Dialects#

A dialect encapsulates the rules for interpreting directory structures and file names, mapping raw keys from the metadata into canonical facets, and computing derived fields. Dialects are declared under [drs_settings.dialect.<name>]. The name (e.g. cmip6, cmip5, cordex) is referenced by datasets via the drs_format attribute.

The dialect definition typically consists of several components:

  • sources – A list describing where to obtain metadata. Valid values include path (parse directory/file names), data (read attributes from the dataset), and storage (obtain from the storage backend). Order matters: if the first source yields a value it will not be overridden by later sources.

  • path_specs – The set of rules indicating how to derive metadata from paths. See Path and data specs for more information.

  • facets – A mapping that overrides the raw key associated with a canonical facet. For example, CMIP6 uses source_id to populate the model facet. If omitted, the facet name itself is used.

  • defaults – Provide values for missing facets across this dialect (see also dataset defaults). For CMIP6 one may set grid_label = "gn" and version = -1.

  • special – A set of computed rules. Each entry describes how to derive a value not directly available from the path or attributes. Three kinds of special rules exist:

    • conditional rules evaluate a Python expression on the temporary data dictionary and choose true or false values accordingly.
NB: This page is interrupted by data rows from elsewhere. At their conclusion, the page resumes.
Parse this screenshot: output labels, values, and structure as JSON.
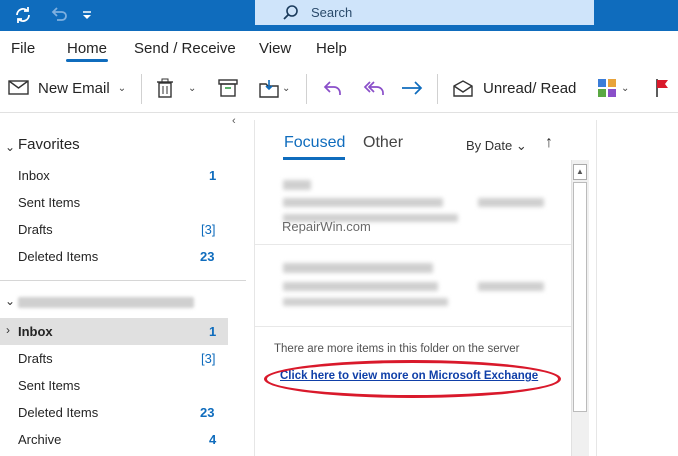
{
  "titlebar": {
    "search_placeholder": "Search",
    "color": "#0f6cbd"
  },
  "menu": {
    "tabs": [
      {
        "label": "File"
      },
      {
        "label": "Home"
      },
      {
        "label": "Send / Receive"
      },
      {
        "label": "View"
      },
      {
        "label": "Help"
      }
    ],
    "active_tab": "Home"
  },
  "ribbon": {
    "new_email": "New Email",
    "unread_read": "Unread/ Read"
  },
  "favorites": {
    "header": "Favorites",
    "items": [
      {
        "label": "Inbox",
        "count": "1"
      },
      {
        "label": "Sent Items",
        "count": ""
      },
      {
        "label": "Drafts",
        "count": "[3]"
      },
      {
        "label": "Deleted Items",
        "count": "23"
      }
    ]
  },
  "account": {
    "items": [
      {
        "label": "Inbox",
        "count": "1"
      },
      {
        "label": "Drafts",
        "count": "[3]"
      },
      {
        "label": "Sent Items",
        "count": ""
      },
      {
        "label": "Deleted Items",
        "count": "23"
      },
      {
        "label": "Archive",
        "count": "4"
      }
    ]
  },
  "messages": {
    "tab_focused": "Focused",
    "tab_other": "Other",
    "sort": "By Date",
    "sort_arrow": "↑",
    "watermark": "RepairWin.com",
    "server_note": "There are more items in this folder on the server",
    "server_link": "Click here to view more on Microsoft Exchange"
  }
}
    • lookup rules call a registered lookup method on the config class

      with arguments referencing other facets and data attributes for lookup.

    • call rules evaluate an arbitrary expression using the drs_config entries and the already retrieved metadata. See Special rules for more information.

  • domains – For CORDEX, a table mapping domain codes (e.g. EUR-11) to bounding boxes; used by the bbox special rule.

  • data_specs – (see Path and data specs) define rules for reading metadata from the dataset itself.

Example: CMIP6 dialect#

Below is a simplified CMIP6 dialect definition illustrating the various sections. The sources list indicates that metadata should first be parsed from the path and then, if necessary, from data attributes. Directory components encode facets like mip_era and activity_id; the file name encodes the variable, table, model and time period. Special rules call helper methods to look up the realm and time aggregation.

TOML CONFIG

 [drs_settings.dialect.cmip6]
 sources = ["path", "data"]
 # map canonical facet names to raw keys
 facets = { model = "source_id", ensemble = "member_id" }
 defaults = { grid_label = "gn", version = -1 }
 [drs_settings.dialect.cmip6.path_specs]
 dir_parts = [
   "mip_era", "activity_id", "institution_id", "source_id",
   "experiment_id", "member_id", "table_id", "variable_id",
   "grid_label", "version",
 ]
 file_parts = [
   "variable_id", "table_id", "source_id", "experiment_id",
   "member_id", "grid_label", "time",
 ]
[drs_settings.dialect.cmip6.special.realm]
 type = "lookup"
 tree = ["{{ table_id }}", "{{ variable_id }}", "realm"]
 standard = "cmip6"
 [drs_settings.dialect.cmip6.special.time_aggregation]
 type = "conditional"
 condition = "'pt' in '{{ time_frequency | lower}}'"
 true = "inst"
 false = "mean"

Example: CORDEX dialect with domain lookup#

CORDEX defines model names as a combination of several fields, and uses a domain table to derive bounding boxes. The special section defines a function rule that concatenates three facets, and bbox looks up the domain in the domains table.

TOML CONFIG

[drs_settings.dialect.cordex]
sources = ["path"]
[drs_settings.dialect.cordex.defaults]
realm = "atmos"
[drs_settings.dialect.cordex.path_specs]
dir_parts = [
  "project", "product", "domain", "institution", "driving_model",
  "experiment", "ensemble", "rcm_name", "rcm_version",
  "time_frequency", "variable", "version",
]
file_parts = [
  "variable", "domain", "driving_model", "experiment",
  "ensemble", "rcm_name", "rcm_version", "time_frequency",
  "time",
]
[drs_settings.dialect.cordex.special.model]
type = "function"
call = "'{{driving_model}}-{{rcm_name}}-{rcm_version}}'"
[drs_settings.dialect.cordex.special.bbox]
type = "function"
call = "dialect['cordex']['domains'].get('{{domain | upper}}', [0,360,-90,90])"
[drs_settings.dialect.cordex.domains]
EUR-11 = [-44.14, 64.40, 22.20, 72.42]
AFR-44 = [-24.64, 60.28, -45.76, 42.24]
# ... further domain definitions ...

Tip

Check the mdc config sub command for full definitions of the built‑in dialects (CMIP6, CMIP5, CORDEX, NextGEMS, Observations, etc.).